Yes? Sorry. This is a very good question. Someone asked, before you actually submit your application for permanent residency, how easy and available is it to turn up at BK immigration, main immigration to the captain of the desk to do due diligence and check your paperwork for potential issues? I think it’s a timing issue, but I think the captain of the desk would value that if you came in early in the year, not in December when the crush of applications of coming in, that the captains are available to you to work through any issues.
Again, it would be very helpful for you to have the basic requirements in mind and present yourself as a knowledgeable individual knowing that you need three consecutive years of visa extensions without a break, knowing the income requirements and paying taxes on those and having the proper documentation if you’re married to a Thai national and so on. I would also advise you that anytime you interact with the captain of the desk, you come in business attire, at least, a suit jacket because you’re presenting yourself and you’re asking to become a member of the club. As such, you’re being judged by every interaction and the more professionally you can present yourself, the better. Great question.
Can a self-employed consultant apply for LTR work from Thailand as a professional? The LTR visa that allows you to work from Thailand has a pretty high bar at the moment. That bar is either, you either have to work for a publicly traded company or work for a private company that can establish 50 million US in annual revenues for three years. In other words, the BOI has made the determination that if you work for a big company, you’re welcome. If you’re a blogger or self-employed, not so much at the moment. Again, Tea mentioned that we’ve just hit the one-year anniversary of this visa and the qualifications of the visa are being reexamined, but currently, the work from Thailand aspects of this are pretty stringent.
How good does your Thai have to be for permanent residency and how long after the application goes in does the interview take place? Again, I would say that you need to be intermediate conversational. You will be interviewed. You put your application into December, typically, the interview is scheduled for April or May of the following year. You’ll sit in an anti-room with several other applicants. You’ll wait to go in, there will be a recording device and there’ll be about seven or eight government officials from various ministries asking you questions about yourself, about your work and family and about Thailand. If you go to the link that we have in our slides and you download those flashcards, I think you’ll get a very, very good sense of what those questions will pertain to and how that interview should go. The interview takes about 10 to 15 minutes and at that point, your application has generally been accepted. You’ve met the captain, the captain has generally okay with your Thai, so they’re not looking to shoot you down, but they’re looking to test your comprehension of basic Thai.
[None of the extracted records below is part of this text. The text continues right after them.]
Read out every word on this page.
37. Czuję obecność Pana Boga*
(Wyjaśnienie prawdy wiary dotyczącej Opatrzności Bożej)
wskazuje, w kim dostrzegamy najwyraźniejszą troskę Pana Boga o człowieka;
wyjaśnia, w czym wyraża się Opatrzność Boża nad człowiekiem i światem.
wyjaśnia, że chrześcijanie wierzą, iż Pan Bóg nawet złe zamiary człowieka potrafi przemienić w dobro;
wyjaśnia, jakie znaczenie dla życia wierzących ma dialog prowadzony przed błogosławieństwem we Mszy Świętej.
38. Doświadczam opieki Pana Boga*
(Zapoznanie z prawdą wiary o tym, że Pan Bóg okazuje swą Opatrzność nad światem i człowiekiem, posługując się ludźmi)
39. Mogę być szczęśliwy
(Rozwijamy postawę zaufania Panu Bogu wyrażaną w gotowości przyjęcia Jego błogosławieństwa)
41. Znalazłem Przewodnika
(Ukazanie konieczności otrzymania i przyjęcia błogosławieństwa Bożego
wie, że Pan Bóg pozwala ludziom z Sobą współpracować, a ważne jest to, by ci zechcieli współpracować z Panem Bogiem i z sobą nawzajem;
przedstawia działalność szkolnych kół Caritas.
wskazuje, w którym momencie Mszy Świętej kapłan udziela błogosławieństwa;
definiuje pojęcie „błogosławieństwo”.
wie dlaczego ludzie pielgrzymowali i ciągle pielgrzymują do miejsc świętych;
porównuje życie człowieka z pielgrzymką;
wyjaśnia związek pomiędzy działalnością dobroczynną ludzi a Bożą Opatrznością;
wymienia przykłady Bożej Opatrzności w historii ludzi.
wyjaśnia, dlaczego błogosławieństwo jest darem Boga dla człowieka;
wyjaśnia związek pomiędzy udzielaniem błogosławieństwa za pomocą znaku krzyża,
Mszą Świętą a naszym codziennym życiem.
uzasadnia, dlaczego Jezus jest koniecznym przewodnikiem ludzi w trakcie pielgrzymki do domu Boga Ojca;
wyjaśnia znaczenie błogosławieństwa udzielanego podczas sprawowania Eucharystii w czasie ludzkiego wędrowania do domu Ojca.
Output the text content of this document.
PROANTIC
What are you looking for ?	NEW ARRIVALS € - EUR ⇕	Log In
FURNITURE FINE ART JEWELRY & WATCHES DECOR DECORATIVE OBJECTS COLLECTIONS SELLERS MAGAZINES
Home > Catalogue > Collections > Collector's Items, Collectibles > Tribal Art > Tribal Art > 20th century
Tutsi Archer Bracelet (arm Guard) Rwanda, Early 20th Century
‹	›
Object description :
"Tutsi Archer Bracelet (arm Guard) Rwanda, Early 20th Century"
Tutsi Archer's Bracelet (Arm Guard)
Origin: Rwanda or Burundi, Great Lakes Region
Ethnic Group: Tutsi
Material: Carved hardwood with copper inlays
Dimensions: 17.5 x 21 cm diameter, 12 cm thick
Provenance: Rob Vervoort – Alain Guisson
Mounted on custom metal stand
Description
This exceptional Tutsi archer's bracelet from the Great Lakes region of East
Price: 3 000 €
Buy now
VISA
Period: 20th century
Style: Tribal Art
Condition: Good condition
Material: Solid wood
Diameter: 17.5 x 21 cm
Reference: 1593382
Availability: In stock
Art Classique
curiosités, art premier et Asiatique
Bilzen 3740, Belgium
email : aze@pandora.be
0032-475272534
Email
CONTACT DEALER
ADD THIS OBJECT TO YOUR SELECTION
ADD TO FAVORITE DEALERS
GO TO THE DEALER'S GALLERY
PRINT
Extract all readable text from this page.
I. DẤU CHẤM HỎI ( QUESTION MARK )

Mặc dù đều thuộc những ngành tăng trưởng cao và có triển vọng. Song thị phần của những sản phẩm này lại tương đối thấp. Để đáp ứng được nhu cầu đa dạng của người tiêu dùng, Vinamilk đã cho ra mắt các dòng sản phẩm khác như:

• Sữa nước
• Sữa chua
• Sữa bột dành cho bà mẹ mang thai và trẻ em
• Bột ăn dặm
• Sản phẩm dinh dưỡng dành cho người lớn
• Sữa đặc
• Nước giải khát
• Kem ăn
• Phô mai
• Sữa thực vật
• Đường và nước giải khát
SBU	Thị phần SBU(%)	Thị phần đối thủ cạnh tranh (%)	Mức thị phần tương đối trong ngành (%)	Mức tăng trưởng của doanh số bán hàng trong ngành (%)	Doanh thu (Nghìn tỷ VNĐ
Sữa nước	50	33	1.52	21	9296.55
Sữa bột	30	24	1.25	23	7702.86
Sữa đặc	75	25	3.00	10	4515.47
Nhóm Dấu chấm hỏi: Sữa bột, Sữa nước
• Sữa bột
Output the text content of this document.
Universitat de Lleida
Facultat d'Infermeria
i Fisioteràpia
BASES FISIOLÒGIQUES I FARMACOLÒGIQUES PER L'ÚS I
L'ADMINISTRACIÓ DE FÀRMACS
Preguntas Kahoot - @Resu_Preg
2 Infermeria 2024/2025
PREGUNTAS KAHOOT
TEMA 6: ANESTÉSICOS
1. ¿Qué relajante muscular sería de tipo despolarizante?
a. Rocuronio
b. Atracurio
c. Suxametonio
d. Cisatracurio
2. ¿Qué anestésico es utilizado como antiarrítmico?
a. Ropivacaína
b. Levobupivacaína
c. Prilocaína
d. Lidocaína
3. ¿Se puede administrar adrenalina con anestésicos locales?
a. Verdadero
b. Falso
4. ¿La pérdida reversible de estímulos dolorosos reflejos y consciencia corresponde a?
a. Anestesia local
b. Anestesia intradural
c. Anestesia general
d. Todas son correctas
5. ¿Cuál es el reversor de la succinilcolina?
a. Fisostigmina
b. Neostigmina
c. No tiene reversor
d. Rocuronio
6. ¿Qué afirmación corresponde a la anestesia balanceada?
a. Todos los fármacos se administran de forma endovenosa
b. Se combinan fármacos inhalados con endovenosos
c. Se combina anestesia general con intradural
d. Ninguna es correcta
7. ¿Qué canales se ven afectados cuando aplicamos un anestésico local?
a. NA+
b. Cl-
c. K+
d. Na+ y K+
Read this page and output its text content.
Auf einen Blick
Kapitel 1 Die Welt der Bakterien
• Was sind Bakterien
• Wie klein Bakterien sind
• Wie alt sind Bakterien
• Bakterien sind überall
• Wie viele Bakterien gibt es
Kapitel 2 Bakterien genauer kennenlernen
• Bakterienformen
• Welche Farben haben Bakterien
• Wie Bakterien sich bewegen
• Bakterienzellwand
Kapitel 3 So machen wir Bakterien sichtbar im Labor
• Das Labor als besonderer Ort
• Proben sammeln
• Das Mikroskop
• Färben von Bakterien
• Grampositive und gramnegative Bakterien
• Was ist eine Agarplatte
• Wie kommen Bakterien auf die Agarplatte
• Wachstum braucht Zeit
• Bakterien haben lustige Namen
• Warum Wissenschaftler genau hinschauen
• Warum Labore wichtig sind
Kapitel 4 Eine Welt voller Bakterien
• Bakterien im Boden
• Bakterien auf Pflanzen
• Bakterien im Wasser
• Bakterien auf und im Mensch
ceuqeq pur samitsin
Okay, one more. That’s it? Okay.
All right. Well, you guys are an amazing webinar audience. We promised you 45 minutes and your last question came in right at 45 minutes. Again, we’re going to post a recording of this up on our website probably in about a week or two. The recordings of our prior webinars are also up there as well as blog posts and various articles all for your enjoyment. If you do want to consult with Tea or Apple about any of these matters, our initial consultation is free of charge and you’ll be in very good hands with them. Thanks very, very much for your time, we really appreciate it. We’re planning on having just to meet the lawyers’ Q and A sometime in October or November, along with the US webinar before the years end, US visa webinar before years end.
Thanks again. Enjoy the rest of your evening. Have a great dinner and we hope to talk to you soon.